The Man From Uncle: Blu Ray Review
Released by Roadshow Home Ent
Eschewing typical blockbuster tropes for something more stylish and ultimately more original,Lock, Stock and Snatch director Guy Ritchie's take on the 1960s TV series which spanned 105 episodes and starred David McCallum and Robert Vaughn, sees the Cold War hot up again.
|Napoleon Solo (Henry Cavill) and Illya Kuryakin (Armie Hammer)|
Against a backdrop of freezing relations in the 1960s, Henry Cavill plays American spy Napoleon Solo (all sharp-suited and chiseled jaw) who's forced to pair up with Russian counterpart Illya Kuryakin (Armie Hammer, all scowling and simmering brooding tension) to work against a mysterious criminal organisation who potentially is about to launch a nuclear bomb.
Their only lead is Gabby Teller (Alicia Vikander, cementing her status as rising star) as they race against time to save the world.
The Man From U.N.C.L.E is a stylish affair, greatly steeped in 60s spy nostalgia and fashion, and feels like a veritable cha-cha-cha of a movie as it dances around the screen.

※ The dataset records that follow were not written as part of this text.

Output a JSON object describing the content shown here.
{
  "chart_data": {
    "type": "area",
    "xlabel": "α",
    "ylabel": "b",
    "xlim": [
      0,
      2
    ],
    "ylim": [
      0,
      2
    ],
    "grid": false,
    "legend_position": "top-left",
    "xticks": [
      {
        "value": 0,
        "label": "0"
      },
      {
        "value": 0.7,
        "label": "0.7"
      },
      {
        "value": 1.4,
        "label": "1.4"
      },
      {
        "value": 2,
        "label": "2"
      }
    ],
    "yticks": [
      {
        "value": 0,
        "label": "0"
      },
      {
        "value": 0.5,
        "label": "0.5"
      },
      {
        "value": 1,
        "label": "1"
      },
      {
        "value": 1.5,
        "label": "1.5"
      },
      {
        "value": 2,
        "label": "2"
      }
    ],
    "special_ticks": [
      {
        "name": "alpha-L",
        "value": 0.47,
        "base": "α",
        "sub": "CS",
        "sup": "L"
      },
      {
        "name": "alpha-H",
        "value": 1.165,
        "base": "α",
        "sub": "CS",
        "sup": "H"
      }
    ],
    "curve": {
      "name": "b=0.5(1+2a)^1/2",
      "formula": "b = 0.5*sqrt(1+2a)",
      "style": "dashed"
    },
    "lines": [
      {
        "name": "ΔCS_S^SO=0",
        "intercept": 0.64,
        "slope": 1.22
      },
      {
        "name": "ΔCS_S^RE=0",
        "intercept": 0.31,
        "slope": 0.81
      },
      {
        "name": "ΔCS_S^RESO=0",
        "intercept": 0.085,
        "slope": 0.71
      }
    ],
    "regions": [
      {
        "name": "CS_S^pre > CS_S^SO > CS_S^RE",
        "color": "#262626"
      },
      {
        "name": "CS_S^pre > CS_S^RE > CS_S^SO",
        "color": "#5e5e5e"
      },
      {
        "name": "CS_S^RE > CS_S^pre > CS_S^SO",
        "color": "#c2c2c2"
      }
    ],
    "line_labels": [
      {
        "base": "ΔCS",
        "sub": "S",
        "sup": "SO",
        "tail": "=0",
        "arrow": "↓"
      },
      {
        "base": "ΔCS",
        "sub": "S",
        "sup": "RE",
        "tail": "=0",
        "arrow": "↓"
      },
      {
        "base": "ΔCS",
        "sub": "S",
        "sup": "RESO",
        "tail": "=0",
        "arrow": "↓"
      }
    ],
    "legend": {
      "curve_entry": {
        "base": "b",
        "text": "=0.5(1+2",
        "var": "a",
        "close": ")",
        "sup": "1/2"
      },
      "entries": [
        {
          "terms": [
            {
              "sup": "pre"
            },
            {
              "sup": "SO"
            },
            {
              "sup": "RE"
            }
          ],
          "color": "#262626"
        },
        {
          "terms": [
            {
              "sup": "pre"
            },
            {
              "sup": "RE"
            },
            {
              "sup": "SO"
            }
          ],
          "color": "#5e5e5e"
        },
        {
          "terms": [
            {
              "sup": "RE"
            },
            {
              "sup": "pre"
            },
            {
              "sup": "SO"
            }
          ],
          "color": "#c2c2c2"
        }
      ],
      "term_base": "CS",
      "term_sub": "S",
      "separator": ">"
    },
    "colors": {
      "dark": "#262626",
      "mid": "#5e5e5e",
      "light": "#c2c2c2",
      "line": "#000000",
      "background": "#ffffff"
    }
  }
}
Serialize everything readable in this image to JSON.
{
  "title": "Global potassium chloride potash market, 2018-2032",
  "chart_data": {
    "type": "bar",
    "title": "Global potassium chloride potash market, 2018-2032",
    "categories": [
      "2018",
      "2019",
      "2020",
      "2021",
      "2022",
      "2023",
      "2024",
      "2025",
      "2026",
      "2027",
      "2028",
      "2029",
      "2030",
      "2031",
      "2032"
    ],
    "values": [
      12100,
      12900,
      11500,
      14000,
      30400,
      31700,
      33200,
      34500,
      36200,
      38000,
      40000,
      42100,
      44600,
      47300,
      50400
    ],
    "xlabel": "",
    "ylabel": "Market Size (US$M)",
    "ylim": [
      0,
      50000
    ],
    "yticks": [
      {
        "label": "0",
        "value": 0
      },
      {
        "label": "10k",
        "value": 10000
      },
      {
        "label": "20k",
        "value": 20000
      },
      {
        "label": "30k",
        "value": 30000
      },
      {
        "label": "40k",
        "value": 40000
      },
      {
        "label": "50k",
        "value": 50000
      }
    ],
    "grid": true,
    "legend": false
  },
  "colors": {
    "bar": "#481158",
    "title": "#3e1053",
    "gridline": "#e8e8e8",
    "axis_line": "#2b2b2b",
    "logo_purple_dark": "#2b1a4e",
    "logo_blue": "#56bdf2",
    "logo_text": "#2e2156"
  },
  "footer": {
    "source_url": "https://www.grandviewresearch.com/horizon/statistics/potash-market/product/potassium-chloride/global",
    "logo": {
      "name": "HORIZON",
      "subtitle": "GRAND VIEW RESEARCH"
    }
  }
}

While the main plot involving the bad guys could certainly have done with a bit of beefing up and the femme fatale played by Elizabeth Debicki is unfortunately more vacant blonde than immediate threat, the execution of the taut action sequences is elegantly despatched by Mr Ritchie's directorial flourishes.
One such touch sees an island raid near the end of the film creatively confined to split screen moments, showing sections of the concurrent action and raid but never the full money shot - in a genre that's been dominated by CGI overkill or explosions a-plenty, it's a bravura detail from Guy Ritchie, a sign of the intelligence and smart framing that's been put to refreshingly good use on this film.
Equally, one water-set chase sequence plays with expectations to quirkily offbeat effect and succeeds in subverting the usual tropes of such films.
(Though, irritatingly in the denouement of the film, Ritchie replays some plot points to over-emphasise the subtleties of the plot and the hand-guiding is more counter-productive than inspiring given the scenes in question have barely just taken place)
Of the leads, Vikander is the essence of cool as Teller and certainly the plot twists and turns befit her towards the end given how she's sidelined early on; Cavill's stiffly precise American accent has traces of Robert Vaughn's original agent Solo but he plays a little too emotionless throughout - it has its benefits though when called upon to play some of the comedy moments that crop up from time to time.
As his Russian counterpart, Hammer spends a little too much time glowering and scowling to imbue Kuryakin with many other dimensions, but it's fair to say that perhaps both of the leads could have done with a little more softening and a little less aloofness to endear them to an audience. But with hints of bickering and tension, there are certainly elements of the buddy movie genre within, even if they're not fully realised or fleshed out and are a little too serious at times. Granted, the whole thing could do with a liberal sprinkling of chemistry to really make it come together and some uneasy tension between east and west to make it crackle.
In many ways, The Man From U.N.C.L.E feels like an extended pilot for a new franchise; back-story on the two leads is despatched by briefings that serve as both exposition and introduction, catching those of us unfamiliar with the original series up to date.
But it's in its execution that Guy Ritchie has set this rather unique film apart from all other contenders within a crowded genre.
Its lack of showiness when compared to the recent Mission Impossible Rogue Nation, which is all sound and bluster, sets it greatly and welcomely apart. Mixed with high fashion, sultry jazz and a 60s European OST as it globetrots, means The Man From U.N.C.L.E certainly has got the hallmarks of a refreshingly cool take on the increasingly tired action blockbuster genre.